New users to the platform will also be required to provide personal verification data to access the full suite of services on KuCoin.

Users who fail to provide KYC information will access services limited to services “such as spot trading sell, contract liquidation, margin liquidation, financial redemption, ETF redemption, and will not be able to use deposit services.” 

The company explained its decision by stating that “KYC can effectively reduce fraud, money laundering, and terrorist financing, amongst other malicious activities. KuCoin has also added the ability for KYC verified accounts to enjoy a higher daily withdrawal limit.”

Users who provide facial recognition data will enjoy the maximum withdrawal limit on KuCoin of one million USDT per day.

A spokesperson for KuCoin stated  in an interview that “KuCoin doesn’t support the United States KYC based on our current KYC or the updated KYC rules,” which leads to the assumption that KuCoin is complying with KYC rules in other markets, such as the EU and Hong Kong.

The EU Fully Supports KYC

Speaking of the EU, the European Parliament has already signed off  on an agreement that would require certain crypto transactions to carry information on senders and receivers.

“The so-called ‘travel rule’, already used in traditional finance, will in future cover transfers of crypto assets.

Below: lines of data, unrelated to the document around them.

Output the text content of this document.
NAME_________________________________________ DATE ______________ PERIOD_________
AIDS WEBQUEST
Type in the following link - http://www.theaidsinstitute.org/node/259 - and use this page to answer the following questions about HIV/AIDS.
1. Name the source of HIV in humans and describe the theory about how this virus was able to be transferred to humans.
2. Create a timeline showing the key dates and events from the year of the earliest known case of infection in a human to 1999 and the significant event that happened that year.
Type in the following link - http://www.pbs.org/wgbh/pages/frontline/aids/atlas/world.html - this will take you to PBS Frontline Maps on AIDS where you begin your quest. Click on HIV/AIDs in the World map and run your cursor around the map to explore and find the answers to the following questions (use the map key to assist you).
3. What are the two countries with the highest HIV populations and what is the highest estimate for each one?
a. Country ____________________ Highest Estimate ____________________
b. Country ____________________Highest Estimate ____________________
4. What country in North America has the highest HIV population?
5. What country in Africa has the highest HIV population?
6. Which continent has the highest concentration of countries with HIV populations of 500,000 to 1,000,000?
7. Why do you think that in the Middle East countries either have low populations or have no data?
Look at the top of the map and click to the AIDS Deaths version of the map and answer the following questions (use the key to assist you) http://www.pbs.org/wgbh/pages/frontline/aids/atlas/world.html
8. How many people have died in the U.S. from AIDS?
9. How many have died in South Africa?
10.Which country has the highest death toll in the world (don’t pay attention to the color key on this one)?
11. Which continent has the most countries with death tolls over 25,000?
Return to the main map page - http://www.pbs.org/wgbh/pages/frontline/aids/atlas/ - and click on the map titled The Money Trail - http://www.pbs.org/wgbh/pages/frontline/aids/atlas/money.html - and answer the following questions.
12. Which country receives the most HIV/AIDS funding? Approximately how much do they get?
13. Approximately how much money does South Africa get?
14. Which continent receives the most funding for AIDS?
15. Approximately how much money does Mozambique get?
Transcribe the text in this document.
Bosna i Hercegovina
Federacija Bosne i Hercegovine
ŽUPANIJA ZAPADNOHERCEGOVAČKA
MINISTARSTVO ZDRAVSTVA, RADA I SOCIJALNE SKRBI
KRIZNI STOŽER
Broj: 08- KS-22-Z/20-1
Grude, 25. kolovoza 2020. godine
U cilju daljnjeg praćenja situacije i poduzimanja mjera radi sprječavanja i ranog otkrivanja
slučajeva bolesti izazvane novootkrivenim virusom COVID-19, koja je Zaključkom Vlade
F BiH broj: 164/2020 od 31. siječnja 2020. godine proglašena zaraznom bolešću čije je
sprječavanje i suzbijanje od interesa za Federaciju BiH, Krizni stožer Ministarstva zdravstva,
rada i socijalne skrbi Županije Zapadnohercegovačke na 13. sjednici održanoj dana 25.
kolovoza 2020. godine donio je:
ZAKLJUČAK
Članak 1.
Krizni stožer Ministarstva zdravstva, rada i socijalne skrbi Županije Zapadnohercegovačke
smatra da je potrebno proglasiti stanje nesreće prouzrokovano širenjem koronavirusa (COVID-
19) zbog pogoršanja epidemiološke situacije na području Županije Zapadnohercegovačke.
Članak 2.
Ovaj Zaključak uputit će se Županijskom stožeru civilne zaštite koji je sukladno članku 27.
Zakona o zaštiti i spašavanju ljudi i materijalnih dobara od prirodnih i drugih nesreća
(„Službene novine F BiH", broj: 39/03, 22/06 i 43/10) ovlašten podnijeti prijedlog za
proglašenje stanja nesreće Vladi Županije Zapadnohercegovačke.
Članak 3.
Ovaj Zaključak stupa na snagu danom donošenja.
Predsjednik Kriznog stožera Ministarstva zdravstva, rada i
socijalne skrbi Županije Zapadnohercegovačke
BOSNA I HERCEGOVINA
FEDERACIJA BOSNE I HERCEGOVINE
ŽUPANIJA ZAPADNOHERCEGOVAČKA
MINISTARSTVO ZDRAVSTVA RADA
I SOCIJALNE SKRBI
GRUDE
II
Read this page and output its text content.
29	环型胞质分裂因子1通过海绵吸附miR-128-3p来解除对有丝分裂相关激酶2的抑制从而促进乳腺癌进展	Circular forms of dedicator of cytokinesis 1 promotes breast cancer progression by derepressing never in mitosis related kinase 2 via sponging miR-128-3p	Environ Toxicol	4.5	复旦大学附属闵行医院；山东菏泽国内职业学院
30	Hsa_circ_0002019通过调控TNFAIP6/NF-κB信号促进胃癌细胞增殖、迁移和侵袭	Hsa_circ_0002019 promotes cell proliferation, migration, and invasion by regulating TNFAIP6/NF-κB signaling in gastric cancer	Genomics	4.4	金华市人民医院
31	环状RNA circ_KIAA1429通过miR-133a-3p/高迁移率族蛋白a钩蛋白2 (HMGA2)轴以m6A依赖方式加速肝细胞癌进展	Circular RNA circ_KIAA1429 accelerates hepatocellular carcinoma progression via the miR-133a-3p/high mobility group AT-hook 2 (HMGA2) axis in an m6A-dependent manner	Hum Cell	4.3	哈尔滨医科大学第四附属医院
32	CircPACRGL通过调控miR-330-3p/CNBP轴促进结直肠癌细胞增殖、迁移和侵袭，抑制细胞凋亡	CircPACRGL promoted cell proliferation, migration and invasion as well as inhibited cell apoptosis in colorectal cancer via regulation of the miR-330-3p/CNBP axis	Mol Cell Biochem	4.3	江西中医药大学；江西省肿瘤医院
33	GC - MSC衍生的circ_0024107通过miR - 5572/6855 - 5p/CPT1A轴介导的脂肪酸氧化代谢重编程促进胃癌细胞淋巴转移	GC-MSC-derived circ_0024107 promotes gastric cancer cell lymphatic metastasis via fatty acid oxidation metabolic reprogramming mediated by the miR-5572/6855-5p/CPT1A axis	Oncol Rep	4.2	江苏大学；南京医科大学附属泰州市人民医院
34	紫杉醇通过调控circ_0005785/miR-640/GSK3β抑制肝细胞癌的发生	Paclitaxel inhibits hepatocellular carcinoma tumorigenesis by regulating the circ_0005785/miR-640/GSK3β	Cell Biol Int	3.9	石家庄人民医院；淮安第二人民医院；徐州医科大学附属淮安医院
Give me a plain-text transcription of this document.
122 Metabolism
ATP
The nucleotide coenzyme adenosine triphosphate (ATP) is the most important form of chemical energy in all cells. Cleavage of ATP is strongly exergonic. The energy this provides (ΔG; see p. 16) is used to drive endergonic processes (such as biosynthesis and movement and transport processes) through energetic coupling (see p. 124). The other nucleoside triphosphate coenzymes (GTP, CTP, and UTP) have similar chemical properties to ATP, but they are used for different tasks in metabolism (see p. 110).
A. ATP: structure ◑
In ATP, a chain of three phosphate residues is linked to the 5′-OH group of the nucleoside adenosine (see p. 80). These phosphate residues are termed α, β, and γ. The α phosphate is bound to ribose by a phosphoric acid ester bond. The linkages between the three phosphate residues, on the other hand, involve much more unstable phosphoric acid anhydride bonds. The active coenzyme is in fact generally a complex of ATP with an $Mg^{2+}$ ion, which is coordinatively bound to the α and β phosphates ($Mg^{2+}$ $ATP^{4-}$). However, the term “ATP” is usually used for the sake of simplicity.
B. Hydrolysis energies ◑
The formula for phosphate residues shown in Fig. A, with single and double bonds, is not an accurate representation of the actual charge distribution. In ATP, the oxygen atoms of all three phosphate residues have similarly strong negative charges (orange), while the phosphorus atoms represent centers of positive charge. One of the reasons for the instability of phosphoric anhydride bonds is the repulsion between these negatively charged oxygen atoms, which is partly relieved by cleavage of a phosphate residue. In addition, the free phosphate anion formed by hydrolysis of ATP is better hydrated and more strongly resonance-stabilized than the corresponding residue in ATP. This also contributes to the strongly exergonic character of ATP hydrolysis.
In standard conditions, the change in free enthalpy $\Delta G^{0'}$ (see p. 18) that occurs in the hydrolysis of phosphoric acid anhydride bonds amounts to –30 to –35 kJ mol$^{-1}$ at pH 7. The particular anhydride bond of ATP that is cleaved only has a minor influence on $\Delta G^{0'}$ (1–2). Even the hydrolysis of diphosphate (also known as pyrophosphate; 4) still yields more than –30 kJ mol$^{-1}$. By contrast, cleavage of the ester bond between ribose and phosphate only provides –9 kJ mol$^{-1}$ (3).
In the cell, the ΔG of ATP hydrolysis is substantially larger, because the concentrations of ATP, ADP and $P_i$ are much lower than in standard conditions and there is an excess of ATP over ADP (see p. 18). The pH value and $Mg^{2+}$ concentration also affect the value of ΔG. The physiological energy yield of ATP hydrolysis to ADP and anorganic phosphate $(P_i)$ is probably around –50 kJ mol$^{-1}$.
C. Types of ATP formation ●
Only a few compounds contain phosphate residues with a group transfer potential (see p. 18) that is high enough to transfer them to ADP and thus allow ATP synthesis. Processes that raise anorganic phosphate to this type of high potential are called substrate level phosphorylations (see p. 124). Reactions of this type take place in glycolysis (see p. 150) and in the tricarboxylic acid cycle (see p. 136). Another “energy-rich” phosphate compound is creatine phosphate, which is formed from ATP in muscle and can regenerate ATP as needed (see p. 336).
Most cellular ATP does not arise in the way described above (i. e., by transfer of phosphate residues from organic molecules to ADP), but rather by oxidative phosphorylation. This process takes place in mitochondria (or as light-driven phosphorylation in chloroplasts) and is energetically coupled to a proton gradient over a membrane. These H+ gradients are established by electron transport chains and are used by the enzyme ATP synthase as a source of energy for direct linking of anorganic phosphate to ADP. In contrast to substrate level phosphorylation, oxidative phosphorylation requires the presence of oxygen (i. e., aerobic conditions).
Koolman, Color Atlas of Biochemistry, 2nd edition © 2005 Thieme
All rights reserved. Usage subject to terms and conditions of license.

Information on the source of the asset and its beneficiary will have to ‘travel’ with the transaction and be stored on both sides of the transfer.”

“The law would also cover transactions above €1000 from so-called self-hosted wallets (a crypto-asset wallet address of a private user) when they interact with hosted wallets managed by crypto-assets service providers. The rules do not apply to person-to-person transfers conducted without a provider or among providers acting on their own behalf.”

Although probably not the driving force behind the decision, it would be remiss not to note how that would influence Binance, the world’s biggest exchange already facing a European exit.

Binance is currently facing numerous lawsuits filed by the SEC for accusations such as wash trading, comingling of customer funds, and evasion of US regulators. Ironically, these accusations would not have taken place had the platform been under KYC regulations.

However, one of the founding pillars of crypto – when Satoshi Nakamoto first created Bitcoin and blockchains – is total anonymity and control over private information. So, where does that lead the industry?

Crypto In The Spotlight

Crypto and other digital assets have been at the center of many scandals since the technology was popularized, from FTX to Celsius, to Silkroad. The anonymity and ease of use provided by the technology are most likely what attracted most enthusiasts to the new era of finances in the first place.

Now, with governments and even private companies such as KuCoin forcing users to hand in personal information to access the technology, a huge part of the technology’s allure is diminishing.

However, cryptocurrencies, especially Bitcoin and Ethereum have evolved beyond what they were initially intended for. The blockchain technology created by Nakamoto is now used around the world to keep data secure. Software developers are using Ethereum blockchains to enable creators to control the value of their creations.

Granted, being able to commence commerce and trade completely decentralized from governmental control is the future many enthusiasts were looking forward to. But, unfortunately, a technology that enables individuals to move unsurmountable amounts of money completely unregistered will eventually lead to an abuse of power and funding of undesired outcomes.